Newsday's Alfonso Castillo speaks to students at Five Towns College about current bus transportation challenges.  Credit: Newsday/James Carbone

Yasmill Jimenez’ two-and-a-half-hour transit journey between her home in the Bronx and Five Towns College in Dix Hills relies on the S23 bus line, which links the campus to the Wyandanch Long Island Rail Road station.

Without it, the 17-year-old student said an already trying commute would be that much more difficult.

“I don’t know how I’d get to school,” Jimenez said. “We’d have to figure something completely different out.”

Jimenez was relieved to learn that the county’s “final redesign” of its bus system includes significant changes from a draft plan released in March that would have curtailed bus service to Five Towns College, and to other key destinations throughout the county.

The plan, shared with Newsday by Suffolk County officials Monday, restores other routes pegged for elimination in the original proposal, but still leaves fewer bus lines than riders have now.

The plan is the product of Suffolk's “Reimagine Transit” initiative, which began in 2020 and is funded through a $350,000 grant from the New York Metropolitan Transportation Council. Project officials say they expect the streamlined bus network to debut next October, following months of outreach efforts to riders.

Lisa Tyson, director of the Long Island Progressive Coalition, a nonprofit activist group, said that while she does believe Suffolk County Transit is “in need of an overhaul,” it should have been an “expansion, not a reduction.

“We know this plan is horrible. Basically, this is going to make a lot of people stranded,” Tyson said. “They’re going to lose their jobs and not be able to get to health care services.”

In a statement, Suffolk County Executive Steve Bellone said the overhaul creates a transit system “that values peoples' time, and gets them to more places throughout the County faster.”

“With longer operating hours, timed connections, and more high-frequency service, the new Suffolk Transit system will be far more useful for residents, workers, and visitors,” Bellone added.

The new plan restores service on what is now the S23 route, serving Babylon, Wyandanch, the Walt Whitman Shops in Huntington, and Five Towns College in Dix Hills. The S62 bus route between Lake Grove and Riverhead, is also back, as is bus service to Brookhaven Town Hall, and a summer bus route serving Robert Moses State Park.

“These were places that were obviously really important to riders, and certainly the riders’ experience is what this is all about,” Jonathan Keyes, director of downtown and transit oriented development for Suffolk, said in an interview Monday.

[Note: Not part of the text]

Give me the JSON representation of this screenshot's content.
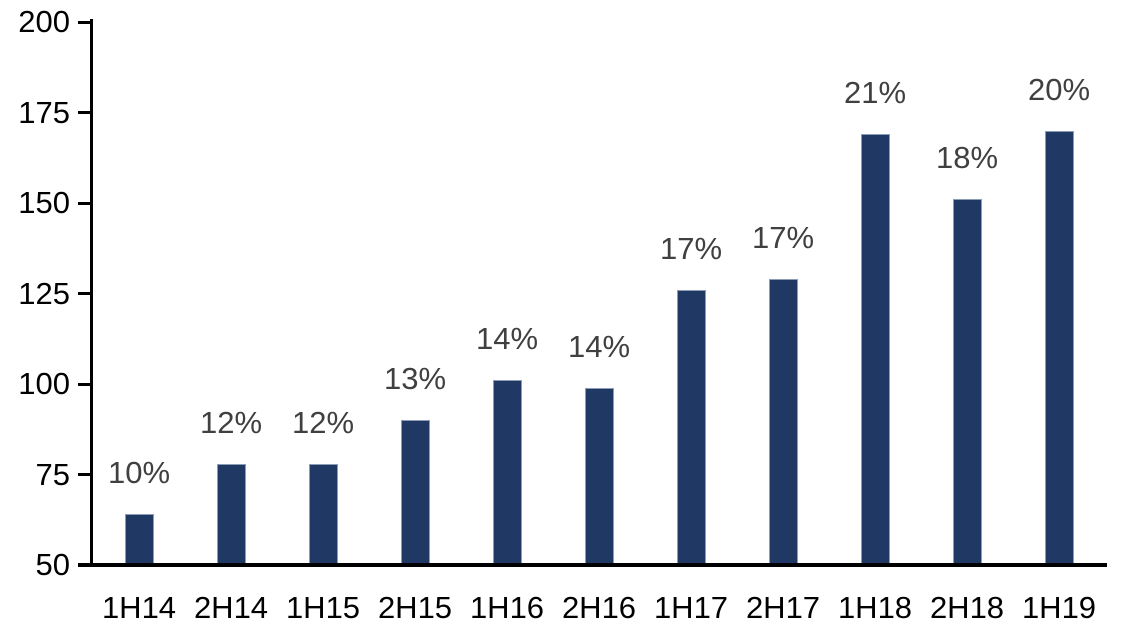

Other changes include new “on-demand” service in some East End communities, extending some routes, and increasing bus frequency on some lines to every 30 minutes.

All routes in the redesigned bus network will operate seven days a week, and will run later into the evening. Project officials said there will also be timed connections at seven locations across the county “to reduce wait times, strengthen connections to the LIRR, and get people to their destinations faster.”

County officials said the changes will add up to $20 million to the transit system’s annual operating budget of around $75 million. But officials also expect the redesigned network will increase ridership, which is approximately 6,300 daily passengers — down around 30% from pre-COVID-19 levels. County officials have said they have also received additional state and federal aid to help fund the improvements.

Even with the revisions, the redesigned bus network will have a smaller footprint than the current one, and will cut off several communities from bus service, including along the Town of Brookhaven’s North Shore. The county opted to prioritize routes with the highest ridership, so improvements will benefit more people.


  •  Suffolk County has created a "final redesign" of its transit system. The new plan restores bus service to several destinations that were cut off from it in an earlier draft plan, including Five Towns College and Brookhaven Town Hall.
  • The "Reimagine Transit" initiative aims to overhaul the 42-year-old Suffolk County Transit system, including by operating buses on popular routes more frequently, extending evening and weekend hours, and creating timed connections with different routes and with the Long Island Rail Road. 
  • The new Suffolk County Transit system, which will debut next October, includes fewer routes than it does now, and will leave some communities without bus service, including along the Town of Brookhaven's North Shore.